A Fornicalia government insider brought this to my attention, with some salient comments. First, the confirmation that this is not a pie-in-the-sky idea. From GCN.com (and please read the entire story):
California pilots electronic license plates — will other states follow?
California is piloting electronic license plates to improve efficiency, lower the cost of DMV vehicle registration services and eliminate the need for vehicle owners, particularly fleet owners, to receive physical registration tags by mail, according to a bill analysis by California’s Senate Rules Committee.
The Assembly Appropriations Committee said it will cost less than $50,000 for the DMV to administer the pilot program and complete the evaluation report. However, the plates most likely will come at a cost for drivers, said David Findlay of Compliance Innovations, an electronic license plate manufacturer. Findlay told Time magazine the plates could cost around $100, at least five times the price of a typical license plate fee.
The electronic plates would serve as alternatives to California’s traditional metal license plate, plastic-coated registration stickers and paper registration cards. California’s DMV annually registers approximately 26 million vehicles and performs over 10 million renewals.
Senate Bill 806, signed by California Gov. Jerry Brown in early October, calls for the pilot to be established by Jan. 1, 2017. The pilot will be limited to no more than 0.5 percent of registered vehicles and vehicle owners who have voluntarily chosen to participate.
And just what would an “electronic license plate” consist of? I can only think of one thing: an RFID chip/tag.
The bulk use of RFID chips began in the railroad industry, with one purpose: to track the locations of railroad cars.
While the bill does not specifically state which devices will be tested, the bill analysis did mention a provider, Smart Plate Mobile, which was incorporated in 2009 and is based in San Francisco, as being “the company most interested in participating in such a pilot project.” Smart Plate Mobile’s plates are computer screens that would take on the size and appearance of a standard California license plate. Since the plates can receive wireless updates from a central server, they could also display additional messages such as “stolen” or “expired.”
Perfect. Now the state would mandate that you possess a plate which displays EXPIRED if you happen to be either late with fees, or DMV (and this occurs frequently in Fornicalia) screws up your paperwork.
But not just STOLEN or EXPIRED — how about a venue for selling advertisements and making Fornicalia some more revenue, to be given away to more parasites?
A similar bill proposed in California in 2010 would have allowed advertisements to scroll on the screen if a car was stopped for more than three seconds, Ars reported. The ads were envisioned as an additional revenue source for the DMV. The current bill does not include provisions for advertising, the Sacramento Bee reported.
Now your vehicle would be a rolling billboard, and you would have NO CHOICE but to comply.
And just as the NSA has LIED and said it is not tracking your e-mails and cell phones, the state of Fornicalia SWEARS it would not track your vehicle’s movements. Trust them.

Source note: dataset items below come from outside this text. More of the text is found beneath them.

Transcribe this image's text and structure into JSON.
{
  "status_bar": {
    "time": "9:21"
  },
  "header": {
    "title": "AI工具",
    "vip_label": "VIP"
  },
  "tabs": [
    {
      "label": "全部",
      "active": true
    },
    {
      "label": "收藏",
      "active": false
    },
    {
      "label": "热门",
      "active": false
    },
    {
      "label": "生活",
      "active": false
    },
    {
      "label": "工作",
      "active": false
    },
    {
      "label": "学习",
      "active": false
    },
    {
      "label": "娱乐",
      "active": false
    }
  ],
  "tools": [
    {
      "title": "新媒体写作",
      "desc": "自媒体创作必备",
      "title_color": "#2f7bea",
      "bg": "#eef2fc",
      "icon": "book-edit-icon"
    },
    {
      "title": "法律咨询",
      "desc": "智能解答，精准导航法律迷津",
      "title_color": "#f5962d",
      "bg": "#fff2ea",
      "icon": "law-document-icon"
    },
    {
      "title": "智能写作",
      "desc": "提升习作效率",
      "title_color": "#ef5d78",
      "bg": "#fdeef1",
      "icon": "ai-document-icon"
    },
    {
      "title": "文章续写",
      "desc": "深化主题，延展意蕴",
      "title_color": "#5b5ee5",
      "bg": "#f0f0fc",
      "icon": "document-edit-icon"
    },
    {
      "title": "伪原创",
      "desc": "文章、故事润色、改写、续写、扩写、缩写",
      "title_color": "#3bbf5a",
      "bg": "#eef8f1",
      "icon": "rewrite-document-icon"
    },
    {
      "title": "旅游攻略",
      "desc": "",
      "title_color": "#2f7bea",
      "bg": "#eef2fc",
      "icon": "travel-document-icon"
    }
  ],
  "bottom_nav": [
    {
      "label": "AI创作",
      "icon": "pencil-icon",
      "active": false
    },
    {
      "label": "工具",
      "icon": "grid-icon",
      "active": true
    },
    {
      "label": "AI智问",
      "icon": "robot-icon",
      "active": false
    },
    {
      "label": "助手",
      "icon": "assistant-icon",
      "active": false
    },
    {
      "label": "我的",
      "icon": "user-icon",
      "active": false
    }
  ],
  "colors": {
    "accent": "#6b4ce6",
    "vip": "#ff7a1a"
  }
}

Responding to concerns about tracking expressed by the Electronic Frontier Foundation, an amendment was added to California’s bill to limit the data exchanged “to that data necessary to display evidence of registration compliance. The department shall not receive or retain any information generated during the pilot program regarding the movement, location or use of a vehicle participating in the pilot program.”
So read this:
Still, Lee Tien, an attorney at Electronic Frontier Foundation, notes that while the DMV will not be receiving location information in the pilot, the company providing the plates would, and it would control what is on the plates, reported the Capitol Hill Daily.
And of course, if it’s digital, just like all your private information in ObamaKare, it can be hacked.
RFID chips are the wave of the future, in order to track and force compliance with whatever illegal and freedom-killing government mandate can be conjured. I already wrote about RFID chips here:
- People want to chip American students;
- RFID readers can already steal your credit card information;
- The Progressive Insurance “Snapshot” is already an RFID reader/tracker/tattletale;
This is a perfect way to track your vehicle, micromanage your life, know where you and your car are all the time, read your location, know your speed at all times, know your rate of acceleration, your rate of deceleration, the weight transfer involved in taking corners, and monitor your every possible vehicle code violation.
You could find yourself instantaneously fined by the government for an infraction and then, in that same instant, have your insurance rates raised or your policy canceled.
Paranoid, am I?
No, just utilizing what I call the Logical Extension. When has government been able to do a thing, and not done it? Because, after all, the government has proven itself trustworthy time and time again.
If for no other reason than “for the children.”
Welcome, Big Brother.
BZ
P.S.
And if it’s coming to Fornicalia, you can be assured that “Progressives” in your state are conjuring up the same thing.